Onde o Analista de Ocupações pode trabalhar

Profissionais de recursos humanos exercem suas funções nos departamentos de recursos humanos de empresas. De modo geral são contratados na condição de empregados com carteira assinada, podendo, na sua minoria, atuar como prestadores de serviços autônomos. Trabalham de forma individual, sob supervisão, em ambiente fechado, no período diurno. Podem estar sujeitos a estresse, devido a trabalho sob pressão.

Como trabalhar de Analista de Ocupações

O exercício dessa ocupação requer escolaridade de ensino superior. O desempenho pleno das funções ocorre após o período de cinco anos de experiência profissional.

Qual a formação mais comum para a profissão

A formação universitária mais comum para um Analista de Ocupações é a formação em Gestão de Recursos Humanos para entrar e atuar no mercado de trabalho atual.

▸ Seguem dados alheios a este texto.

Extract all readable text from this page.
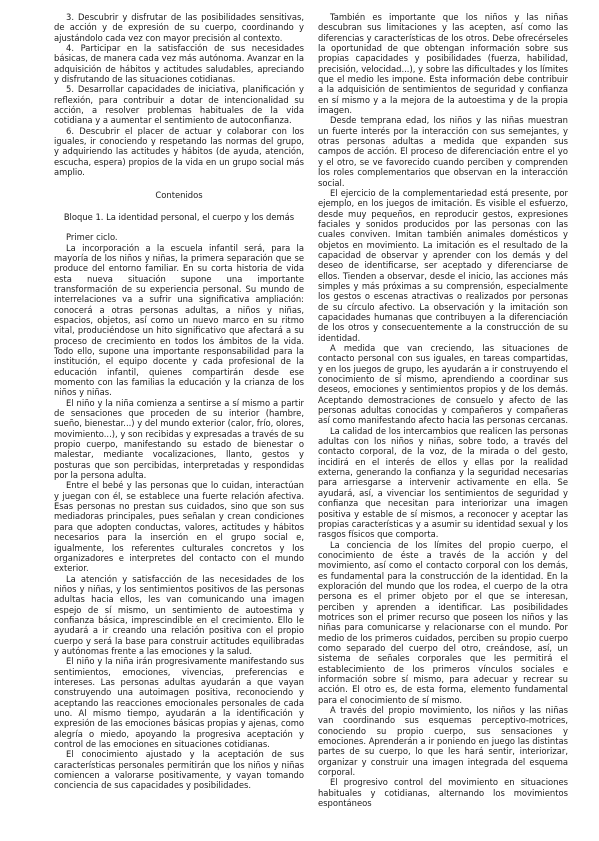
3. Descubrir y disfrutar de las posibilidades sensitivas, de acción y de expresión de su cuerpo, coordinando y ajustándolo cada vez con mayor precisión al contexto.

4. Participar en la satisfacción de sus necesidades básicas, de manera cada vez más autónoma. Avanzar en la adquisición de hábitos y actitudes saludables, apreciando y disfrutando de las situaciones cotidianas.

5. Desarrollar capacidades de iniciativa, planificación y reflexión, para contribuir a dotar de intencionalidad su acción, a resolver problemas habituales de la vida cotidiana y a aumentar el sentimiento de autoconfianza.

6. Descubrir el placer de actuar y colaborar con los iguales, ir conociendo y respetando las normas del grupo, y adquiriendo las actitudes y hábitos (de ayuda, atención, escucha, espera) propios de la vida en un grupo social más amplio.

Contenidos

Bloque 1. La identidad personal, el cuerpo y los demás

Primer ciclo.

La incorporación a la escuela infantil será, para la mayoría de los niños y niñas, la primera separación que se produce del entorno familiar. En su corta historia de vida esta nueva situación supone una importante transformación de su experiencia personal. Su mundo de interrelaciones va a sufrir una significativa ampliación: conocerá a otras personas adultas, a niños y niñas, espacios, objetos, así como un nuevo marco en su ritmo vital, produciéndose un hito significativo que afectará a su proceso de crecimiento en todos los ámbitos de la vida. Todo ello, supone una importante responsabilidad para la institución, el equipo docente y cada profesional de la educación infantil, quienes compartirán desde ese momento con las familias la educación y la crianza de los niños y niñas.

El niño y la niña comienza a sentirse a sí mismo a partir de sensaciones que proceden de su interior (hambre, sueño, bienestar...) y del mundo exterior (calor, frío, olores, movimiento...), y son recibidas y expresadas a través de su propio cuerpo, manifestando su estado de bienestar o malestar, mediante vocalizaciones, llanto, gestos y posturas que son percibidas, interpretadas y respondidas por la persona adulta.

Entre el bebé y las personas que lo cuidan, interactúan y juegan con él, se establece una fuerte relación afectiva. Esas personas no prestan sus cuidados, sino que son sus mediadoras principales, pues señalan y crean condiciones para que adopten conductas, valores, actitudes y hábitos necesarios para la inserción en el grupo social e, igualmente, los referentes culturales concretos y los organizadores e interpretes del contacto con el mundo exterior.

La atención y satisfacción de las necesidades de los niños y niñas, y los sentimientos positivos de las personas adultas hacia ellos, les van comunicando una imagen espejo de sí mismo, un sentimiento de autoestima y confianza básica, imprescindible en el crecimiento. Ello le ayudará a ir creando una relación positiva con el propio cuerpo y será la base para construir actitudes equilibradas y autónomas frente a las emociones y la salud.

El niño y la niña irán progresivamente manifestando sus sentimientos, emociones, vivencias, preferencias e intereses. Las personas adultas ayudarán a que vayan construyendo una autoimagen positiva, reconociendo y aceptando las reacciones emocionales personales de cada uno. Al mismo tiempo, ayudarán a la identificación y expresión de las emociones básicas propias y ajenas, como alegría o miedo, apoyando la progresiva aceptación y control de las emociones en situaciones cotidianas.

El conocimiento ajustado y la aceptación de sus características personales permitirán que los niños y niñas comiencen a valorarse positivamente, y vayan tomando conciencia de sus capacidades y posibilidades.

También es importante que los niños y las niñas descubran sus limitaciones y las acepten, así como las diferencias y características de los otros. Debe ofrecérseles la oportunidad de que obtengan información sobre sus propias capacidades y posibilidades (fuerza, habilidad, precisión, velocidad...), y sobre las dificultades y los límites que el medio les impone. Esta información debe contribuir a la adquisición de sentimientos de seguridad y confianza en sí mismo y a la mejora de la autoestima y de la propia imagen.

Desde temprana edad, los niños y las niñas muestran un fuerte interés por la interacción con sus semejantes, y otras personas adultas a medida que expanden sus campos de acción. El proceso de diferenciación entre el yo y el otro, se ve favorecido cuando perciben y comprenden los roles complementarios que observan en la interacción social.

El ejercicio de la complementariedad está presente, por ejemplo, en los juegos de imitación. Es visible el esfuerzo, desde muy pequeños, en reproducir gestos, expresiones faciales y sonidos producidos por las personas con las cuales conviven. Imitan también animales domésticos y objetos en movimiento. La imitación es el resultado de la capacidad de observar y aprender con los demás y del deseo de identificarse, ser aceptado y diferenciarse de ellos. Tienden a observar, desde el inicio, las acciones más simples y más próximas a su comprensión, especialmente los gestos o escenas atractivas o realizados por personas de su círculo afectivo. La observación y la imitación son capacidades humanas que contribuyen a la diferenciación de los otros y consecuentemente a la construcción de su identidad.

A medida que van creciendo, las situaciones de contacto personal con sus iguales, en tareas compartidas, y en los juegos de grupo, les ayudarán a ir construyendo el conocimiento de sí mismo, aprendiendo a coordinar sus deseos, emociones y sentimientos propios y de los demás. Aceptando demostraciones de consuelo y afecto de las personas adultas conocidas y compañeros y compañeras así como manifestando afecto hacia las personas cercanas.

La calidad de los intercambios que realicen las personas adultas con los niños y niñas, sobre todo, a través del contacto corporal, de la voz, de la mirada o del gesto, incidirá en el interés de ellos y ellas por la realidad externa, generando la confianza y la seguridad necesarias para arriesgarse a intervenir activamente en ella. Se ayudará, así, a vivenciar los sentimientos de seguridad y confianza que necesitan para interiorizar una imagen positiva y estable de sí mismos, a reconocer y aceptar las propias características y a asumir su identidad sexual y los rasgos físicos que comporta.

La conciencia de los límites del propio cuerpo, el conocimiento de éste a través de la acción y del movimiento, así como el contacto corporal con los demás, es fundamental para la construcción de la identidad. En la exploración del mundo que los rodea, el cuerpo de la otra persona es el primer objeto por el que se interesan, perciben y aprenden a identificar. Las posibilidades motrices son el primer recurso que poseen los niños y las niñas para comunicarse y relacionarse con el mundo. Por medio de los primeros cuidados, perciben su propio cuerpo como separado del cuerpo del otro, creándose, así, un sistema de señales corporales que les permitirá el establecimiento de los primeros vínculos sociales e información sobre sí mismo, para adecuar y recrear su acción. El otro es, de esta forma, elemento fundamental para el conocimiento de sí mismo.

A través del propio movimiento, los niños y las niñas van coordinando sus esquemas perceptivo-motrices, conociendo su propio cuerpo, sus sensaciones y emociones. Aprenderán a ir poniendo en juego las distintas partes de su cuerpo, lo que les hará sentir, interiorizar, organizar y construir una imagen integrada del esquema corporal.

El progresivo control del movimiento en situaciones habituales y cotidianas, alternando los movimientos espontáneos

Quanto ganha um Analista de Ocupações

O Analista de Ocupações tem um salário inicial de R$ 1.794,01 podendo chegar a R$ 5.403,98 dependendo da empresa e do tempo de experiência do profissional na área, sendo que R$ 2.800,00 é a média salarial da profissão em todo Brasil.

O piso salarial médio do cargo fica em torno de R$ 3.044,57 de acordo com instrumentos coletivos registrados por sindicatos da categoria na plataforma Mediador - Sistema de Negociações Coletivas de Trabalho da Subsecretaria de Relações do Trabalho - SRT (acordos coletivos, convenções coletivas e dissídios que citam Analista de Ocupações).

Qual a jornada de trabalho do Analista de Ocupações

O Analista de Ocupações trabalha em média 43 horas por semana (215 por mês) no mercado de trabalho do Brasil.